Artisticamente depois da pausa do “KM” Miltão, Jorginho, Luciano e Jorge não se envolveram em quaisquer trabalhos musicais. Jorge ainda escreve e desenha. Maurício Pondé tocou um tempo com a The Cross; Paulinho fez alguns freelas no Axé, e Mário Monstro flertou com o Blues.


Krânio Metálico - legado invisível

Após o fim das atividades do “KM” com a maior abertura sonora para chegada de mais materiais de Metal houve uma safra de bandas de som pesado, influenciadas pelos novos materiais que chegavam, mas certamente também pela influência do “KM”. Podemos citar bandas como The Cross, Malefactor, Headhunter, Mercy Killing, Peacemaker e várias outras que foram safrando a cena conforme o passar dos anos.


Rogerio Big Bross, um dos Exús do rock baiano, deu a primeira sacudida para uma possível retomada em 2023. Começou a atiçar o público com fotos nostálgicas nas redes sociais, o que despertou o imaginário dos headbangers da época e dos que não tiveram o prazer de ver a banda em ação, como é o meu caso. Quando o “KM” acabou, eu ainda comia merda num ato de vandalismo e autonomia escutando o disco amarelo dos Patinhos. Desde então a poeira daquele Krânio encostada num jazigo desde final dos anos 80 foi sacudida e há movimentos que podem levar ao espanamento, polimento, fisioterapia mandibular e quem sabe finalmente fazer aquele Krânio Metálico voltar a brilhar sob a pele negra da pantera Jorge kiss.


Quando perguntado se fossem gravar algum material hoje, se gravariam coisas novas ou as canções da época do “KM”, Miltão responde: “Gravaríamos certamente o repertório da época aquilo nos representa até hoje… talvez tenhamos que dar uma reduzida na velocidade por conta da idade e tempo sem prática” — risos.

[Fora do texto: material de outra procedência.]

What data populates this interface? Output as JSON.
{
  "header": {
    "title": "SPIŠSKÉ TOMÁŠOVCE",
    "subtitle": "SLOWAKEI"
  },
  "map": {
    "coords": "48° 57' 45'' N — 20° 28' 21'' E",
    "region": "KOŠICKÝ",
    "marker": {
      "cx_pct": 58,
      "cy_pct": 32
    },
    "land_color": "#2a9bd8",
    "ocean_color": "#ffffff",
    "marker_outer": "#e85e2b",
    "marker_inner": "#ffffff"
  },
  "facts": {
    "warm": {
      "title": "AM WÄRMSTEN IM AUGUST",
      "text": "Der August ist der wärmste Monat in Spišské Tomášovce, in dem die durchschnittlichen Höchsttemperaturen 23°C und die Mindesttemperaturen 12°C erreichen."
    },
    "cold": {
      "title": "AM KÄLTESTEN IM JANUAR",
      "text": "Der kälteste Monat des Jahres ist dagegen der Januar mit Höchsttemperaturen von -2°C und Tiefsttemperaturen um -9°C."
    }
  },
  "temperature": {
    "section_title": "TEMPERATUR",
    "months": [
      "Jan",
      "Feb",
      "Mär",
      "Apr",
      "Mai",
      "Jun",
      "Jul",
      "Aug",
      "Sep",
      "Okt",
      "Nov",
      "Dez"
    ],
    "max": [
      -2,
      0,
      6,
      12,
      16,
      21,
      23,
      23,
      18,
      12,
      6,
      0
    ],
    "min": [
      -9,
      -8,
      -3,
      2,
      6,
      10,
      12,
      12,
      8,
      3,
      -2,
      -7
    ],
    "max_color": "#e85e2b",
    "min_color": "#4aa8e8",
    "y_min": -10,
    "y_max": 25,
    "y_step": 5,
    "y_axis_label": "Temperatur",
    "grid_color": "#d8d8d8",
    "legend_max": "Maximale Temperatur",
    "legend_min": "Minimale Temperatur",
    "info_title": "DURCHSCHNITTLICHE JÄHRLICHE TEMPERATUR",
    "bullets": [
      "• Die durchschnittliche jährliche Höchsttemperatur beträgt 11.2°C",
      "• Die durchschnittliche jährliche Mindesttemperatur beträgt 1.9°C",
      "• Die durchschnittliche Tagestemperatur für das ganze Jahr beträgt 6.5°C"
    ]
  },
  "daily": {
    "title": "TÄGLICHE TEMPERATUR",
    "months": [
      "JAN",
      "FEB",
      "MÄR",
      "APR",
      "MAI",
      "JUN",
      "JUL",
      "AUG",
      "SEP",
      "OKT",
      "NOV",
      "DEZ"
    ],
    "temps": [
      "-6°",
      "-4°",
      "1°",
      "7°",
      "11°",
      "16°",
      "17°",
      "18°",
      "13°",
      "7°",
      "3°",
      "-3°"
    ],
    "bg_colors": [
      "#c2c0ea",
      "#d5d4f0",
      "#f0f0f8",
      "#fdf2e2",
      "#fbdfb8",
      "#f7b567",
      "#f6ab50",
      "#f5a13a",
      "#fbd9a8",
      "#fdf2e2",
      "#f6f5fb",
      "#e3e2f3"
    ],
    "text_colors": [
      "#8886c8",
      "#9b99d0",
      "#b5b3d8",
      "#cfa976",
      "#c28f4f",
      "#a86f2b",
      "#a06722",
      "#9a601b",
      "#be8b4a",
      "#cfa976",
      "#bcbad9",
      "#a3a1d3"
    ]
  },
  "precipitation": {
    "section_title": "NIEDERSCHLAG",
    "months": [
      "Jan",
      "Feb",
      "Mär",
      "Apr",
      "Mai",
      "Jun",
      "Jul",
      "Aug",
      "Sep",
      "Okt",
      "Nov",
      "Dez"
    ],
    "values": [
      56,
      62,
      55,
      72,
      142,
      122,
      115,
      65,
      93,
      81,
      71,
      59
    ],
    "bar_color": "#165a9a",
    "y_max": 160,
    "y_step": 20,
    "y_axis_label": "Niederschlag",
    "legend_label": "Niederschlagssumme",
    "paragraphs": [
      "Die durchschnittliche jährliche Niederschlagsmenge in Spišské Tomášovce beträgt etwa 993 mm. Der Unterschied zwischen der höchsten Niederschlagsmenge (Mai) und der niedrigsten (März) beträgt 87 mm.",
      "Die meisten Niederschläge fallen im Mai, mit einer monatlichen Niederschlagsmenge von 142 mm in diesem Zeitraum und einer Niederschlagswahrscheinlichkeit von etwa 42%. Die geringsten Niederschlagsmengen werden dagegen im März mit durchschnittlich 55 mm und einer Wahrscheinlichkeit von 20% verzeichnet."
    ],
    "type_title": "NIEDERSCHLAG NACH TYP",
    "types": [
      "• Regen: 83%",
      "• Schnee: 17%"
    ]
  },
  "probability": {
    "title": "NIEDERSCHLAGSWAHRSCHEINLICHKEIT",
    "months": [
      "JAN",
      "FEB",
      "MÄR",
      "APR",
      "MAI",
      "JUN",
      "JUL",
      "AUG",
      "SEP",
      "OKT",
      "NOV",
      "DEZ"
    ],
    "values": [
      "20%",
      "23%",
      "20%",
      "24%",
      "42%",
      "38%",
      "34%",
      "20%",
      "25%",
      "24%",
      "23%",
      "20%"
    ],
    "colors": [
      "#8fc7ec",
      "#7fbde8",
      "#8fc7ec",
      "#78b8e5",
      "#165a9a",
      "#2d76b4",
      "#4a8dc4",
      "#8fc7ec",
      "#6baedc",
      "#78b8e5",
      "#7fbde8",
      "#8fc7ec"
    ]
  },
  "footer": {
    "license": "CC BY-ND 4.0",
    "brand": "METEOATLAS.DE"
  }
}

Até a data de finalização deste texto, há movimentações, ainda em estágio inicial, da feitura de um documentário sobre o “KM”, que apesar de ter pouca coisa divulgada, tem muita coisa guardada e organizada, em poder de Jorge Kiss. O cara tem material que daria para abrir uma saleta especial num museu do RockBaiano, caso existisse. Há também a tão esperada possibilidade de uma gravação ou, ao menos, um show para selar essa história.


Bom, a minha parte como headbanger e escritor, nessa espanada para uma retomada, foi feita. Cá está a biografia deste caboclo do Metal Baiano. Agora é esperar que os cinquentões e sexagenários do “KM” que continuam com sangue noszóio consigam forças, grana, tempo, energias e o que mais seja necessário para que esse caboclo finalmente desça, se manifeste, tome corpo e registre a sua presença sonora nos anais do rock baiano e brasileiro.


Em sua curta carreira no meio underground contabilizam mentalmente uma média de quase cem shows, o que é muito, dado o tipo de som e toda a situação já contada. Ou seja, os caras fizeram seus nomes como “Bravos Headbangers” empunhando seus instrumentos e ideologia Heavy Metal.


Os entrevistados, Miltão e Jorge Kiss, fizeram questão de agradecer a todos que puderam lembrar, que de forma direta ou indireta, ajudaram o “KM” a escrever seu nome na história do Metal-BR. São eles: Luciano Aquático, Caius, Caco, Serginho, Marquinhos, Antonino, Alerrandro, Rock Brigade.


Fica também um salve todo especial em memória aos Krânios que já se foram: Paulinho (guitarrista) e Mario Monstro (baixista).



Referências:

Acervo pessoal de Jorge Kiss

Entrevista realizada em 17 de agosto de 2024


*As informações contidas neste texto são de responsabilidade dos entrevistados e dos materiais consultados, podendo haver divergências dos fatos citados e de sua cronologia.